Your curve C is a simple closed curve, with 180° rotational symmetry, and with exactly one point of C on each ray from its center of symmetry. Finding an inscribed square on a curve with these properties is easy. (Note that "inscribed" means only that the square's four corners all lie on the curve; it is allowed to cross C.) Follow these steps:

1. place C so that the origin of the Cartesian coordinate system is at the center of symmetry, inside C.
2. the x-axis must cross C at at two symmetric points (±a,0) and the y-axis must cross C at two symmetric points (0,±b). If a = b you are done; these four points form a square.
3. If you don't already have a = b, consider continuously rotating C through 90° so that as you rotate it a and b vary continuously. After 90° of rotation, a and b will have swapped their values with each other. If you started with a > b, you will end the rotation with a < b, and vice versa. By the intermediate value theorem, somewhere in the middle of the rotation you will see a = b.

—David Eppstein (talk) 07:32, 12 April 2024 (UTC)

Thank you very much. Didn't think of that. It's so easy.

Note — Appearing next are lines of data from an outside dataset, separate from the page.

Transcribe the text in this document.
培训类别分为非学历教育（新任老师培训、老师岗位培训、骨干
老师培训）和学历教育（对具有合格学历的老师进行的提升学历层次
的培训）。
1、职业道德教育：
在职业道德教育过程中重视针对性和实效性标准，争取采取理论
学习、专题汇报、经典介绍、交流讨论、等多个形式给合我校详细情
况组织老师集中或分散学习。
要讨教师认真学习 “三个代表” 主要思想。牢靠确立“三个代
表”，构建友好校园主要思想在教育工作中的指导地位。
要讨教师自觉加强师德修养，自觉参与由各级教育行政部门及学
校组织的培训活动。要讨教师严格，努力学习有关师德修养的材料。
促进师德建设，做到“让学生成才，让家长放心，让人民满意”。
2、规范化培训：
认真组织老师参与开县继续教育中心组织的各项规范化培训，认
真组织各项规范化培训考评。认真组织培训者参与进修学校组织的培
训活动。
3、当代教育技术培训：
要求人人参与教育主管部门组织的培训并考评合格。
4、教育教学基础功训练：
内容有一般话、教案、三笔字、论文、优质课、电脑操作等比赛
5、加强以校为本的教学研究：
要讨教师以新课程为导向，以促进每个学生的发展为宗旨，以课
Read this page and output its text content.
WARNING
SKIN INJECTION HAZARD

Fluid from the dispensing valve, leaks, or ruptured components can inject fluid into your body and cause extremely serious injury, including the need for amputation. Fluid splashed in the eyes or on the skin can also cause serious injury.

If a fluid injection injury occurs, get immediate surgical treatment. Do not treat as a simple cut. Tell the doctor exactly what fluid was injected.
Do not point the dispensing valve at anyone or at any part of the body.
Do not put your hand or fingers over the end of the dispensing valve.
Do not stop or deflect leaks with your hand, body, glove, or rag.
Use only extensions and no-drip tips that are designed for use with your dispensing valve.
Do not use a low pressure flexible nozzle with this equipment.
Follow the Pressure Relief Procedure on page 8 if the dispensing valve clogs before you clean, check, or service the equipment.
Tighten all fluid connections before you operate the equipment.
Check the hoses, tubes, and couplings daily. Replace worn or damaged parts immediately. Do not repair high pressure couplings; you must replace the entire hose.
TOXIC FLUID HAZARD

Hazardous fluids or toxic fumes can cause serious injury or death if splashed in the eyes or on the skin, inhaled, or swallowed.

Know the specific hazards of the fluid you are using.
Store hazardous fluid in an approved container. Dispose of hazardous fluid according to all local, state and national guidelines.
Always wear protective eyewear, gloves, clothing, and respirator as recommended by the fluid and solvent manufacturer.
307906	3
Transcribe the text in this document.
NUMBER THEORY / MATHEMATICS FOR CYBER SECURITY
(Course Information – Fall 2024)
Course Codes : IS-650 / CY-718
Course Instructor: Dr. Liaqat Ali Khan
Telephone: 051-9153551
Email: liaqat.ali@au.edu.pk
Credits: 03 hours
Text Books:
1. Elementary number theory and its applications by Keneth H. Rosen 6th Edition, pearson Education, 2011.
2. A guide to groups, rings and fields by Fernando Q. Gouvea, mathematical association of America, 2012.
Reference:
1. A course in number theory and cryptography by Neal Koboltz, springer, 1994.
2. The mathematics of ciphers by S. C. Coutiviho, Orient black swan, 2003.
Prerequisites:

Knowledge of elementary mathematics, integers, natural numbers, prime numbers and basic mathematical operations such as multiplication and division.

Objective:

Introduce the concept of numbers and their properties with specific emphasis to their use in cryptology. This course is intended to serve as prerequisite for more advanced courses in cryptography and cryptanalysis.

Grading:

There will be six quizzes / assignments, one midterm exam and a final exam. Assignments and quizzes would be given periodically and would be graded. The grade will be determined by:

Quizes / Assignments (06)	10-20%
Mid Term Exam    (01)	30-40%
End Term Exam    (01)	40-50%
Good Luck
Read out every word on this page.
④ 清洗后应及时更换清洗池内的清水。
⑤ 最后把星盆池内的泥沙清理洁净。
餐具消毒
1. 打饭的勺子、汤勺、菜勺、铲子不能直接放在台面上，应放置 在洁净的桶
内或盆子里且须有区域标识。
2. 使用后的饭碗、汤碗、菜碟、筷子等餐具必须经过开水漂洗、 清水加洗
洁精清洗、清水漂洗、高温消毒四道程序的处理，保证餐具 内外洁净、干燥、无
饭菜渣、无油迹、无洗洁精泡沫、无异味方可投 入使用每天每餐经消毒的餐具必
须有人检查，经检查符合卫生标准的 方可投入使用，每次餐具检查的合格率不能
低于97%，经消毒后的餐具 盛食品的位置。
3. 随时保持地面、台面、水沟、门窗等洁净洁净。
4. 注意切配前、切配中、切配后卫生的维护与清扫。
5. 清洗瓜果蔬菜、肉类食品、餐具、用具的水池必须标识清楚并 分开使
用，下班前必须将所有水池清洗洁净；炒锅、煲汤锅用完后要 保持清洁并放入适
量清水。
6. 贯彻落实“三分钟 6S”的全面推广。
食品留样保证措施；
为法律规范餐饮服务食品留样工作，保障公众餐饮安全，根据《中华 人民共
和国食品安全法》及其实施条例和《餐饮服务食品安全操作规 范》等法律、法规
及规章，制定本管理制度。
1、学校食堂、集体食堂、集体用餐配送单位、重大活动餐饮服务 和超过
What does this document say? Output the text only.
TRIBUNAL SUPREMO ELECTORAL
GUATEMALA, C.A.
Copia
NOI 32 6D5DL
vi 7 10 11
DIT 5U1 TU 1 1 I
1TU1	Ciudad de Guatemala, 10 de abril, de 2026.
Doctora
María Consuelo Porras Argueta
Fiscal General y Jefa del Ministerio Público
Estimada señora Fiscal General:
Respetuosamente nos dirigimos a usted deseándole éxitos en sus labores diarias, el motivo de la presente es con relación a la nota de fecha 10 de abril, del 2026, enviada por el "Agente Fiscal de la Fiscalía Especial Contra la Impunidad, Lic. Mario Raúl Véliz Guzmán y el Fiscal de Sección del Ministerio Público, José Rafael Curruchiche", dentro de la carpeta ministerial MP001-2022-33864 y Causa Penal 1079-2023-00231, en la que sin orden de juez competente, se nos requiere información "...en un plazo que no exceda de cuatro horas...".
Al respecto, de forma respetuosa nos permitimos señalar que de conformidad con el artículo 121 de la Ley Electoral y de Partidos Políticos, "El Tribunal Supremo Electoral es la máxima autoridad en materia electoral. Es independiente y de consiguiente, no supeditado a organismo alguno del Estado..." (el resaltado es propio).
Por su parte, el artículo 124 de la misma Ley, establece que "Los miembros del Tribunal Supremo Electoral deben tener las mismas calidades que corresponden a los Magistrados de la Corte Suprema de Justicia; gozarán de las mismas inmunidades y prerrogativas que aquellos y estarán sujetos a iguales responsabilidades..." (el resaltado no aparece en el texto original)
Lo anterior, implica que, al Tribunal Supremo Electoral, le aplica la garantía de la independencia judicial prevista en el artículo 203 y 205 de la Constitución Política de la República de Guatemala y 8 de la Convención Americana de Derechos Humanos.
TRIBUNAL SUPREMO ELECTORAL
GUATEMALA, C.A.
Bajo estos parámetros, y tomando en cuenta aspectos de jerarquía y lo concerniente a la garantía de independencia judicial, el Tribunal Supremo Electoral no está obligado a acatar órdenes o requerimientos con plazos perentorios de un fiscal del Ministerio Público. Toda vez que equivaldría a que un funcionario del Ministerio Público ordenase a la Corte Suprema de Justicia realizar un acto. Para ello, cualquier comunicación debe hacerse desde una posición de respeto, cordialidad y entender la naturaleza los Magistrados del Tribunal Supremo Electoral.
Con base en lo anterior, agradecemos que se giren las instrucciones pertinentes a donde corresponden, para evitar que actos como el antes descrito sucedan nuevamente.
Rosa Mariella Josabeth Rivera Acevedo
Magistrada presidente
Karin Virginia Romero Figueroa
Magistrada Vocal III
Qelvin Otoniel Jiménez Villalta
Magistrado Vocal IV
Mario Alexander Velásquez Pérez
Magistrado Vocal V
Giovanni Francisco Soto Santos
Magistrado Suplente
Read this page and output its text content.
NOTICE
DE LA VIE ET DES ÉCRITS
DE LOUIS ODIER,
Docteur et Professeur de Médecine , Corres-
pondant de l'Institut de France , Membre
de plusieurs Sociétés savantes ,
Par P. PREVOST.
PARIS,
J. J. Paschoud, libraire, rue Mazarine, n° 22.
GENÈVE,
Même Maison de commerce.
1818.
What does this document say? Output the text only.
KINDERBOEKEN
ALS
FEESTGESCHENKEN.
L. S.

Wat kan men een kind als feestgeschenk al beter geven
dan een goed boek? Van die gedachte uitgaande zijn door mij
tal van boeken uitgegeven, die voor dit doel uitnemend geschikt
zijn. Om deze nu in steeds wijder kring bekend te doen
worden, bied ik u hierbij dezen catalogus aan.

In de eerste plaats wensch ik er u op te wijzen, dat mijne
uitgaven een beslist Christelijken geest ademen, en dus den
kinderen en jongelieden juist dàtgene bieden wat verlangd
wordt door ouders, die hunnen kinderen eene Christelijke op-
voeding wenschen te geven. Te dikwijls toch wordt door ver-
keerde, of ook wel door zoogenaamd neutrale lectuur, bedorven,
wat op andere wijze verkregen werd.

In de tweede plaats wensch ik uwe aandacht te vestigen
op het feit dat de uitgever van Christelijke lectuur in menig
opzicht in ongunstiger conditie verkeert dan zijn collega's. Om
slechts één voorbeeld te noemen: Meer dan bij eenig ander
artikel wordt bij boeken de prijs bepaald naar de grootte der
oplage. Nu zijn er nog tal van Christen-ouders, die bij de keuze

So my understanding deceived me... :/ Well, it was expected. ;-) I will delete this question in a few days, so everyone has a chance to read this last answer. — Ralf 176.3.91.173 (talk) 18:42, 12 April 2024 (UTC)

Seems like I cannot delete this question whatever I try... please anyone feel free to get rid of it as it is out of place here...

Ralf 176.3.76.4 (talk) 18:09, 20 April 2024 (UTC)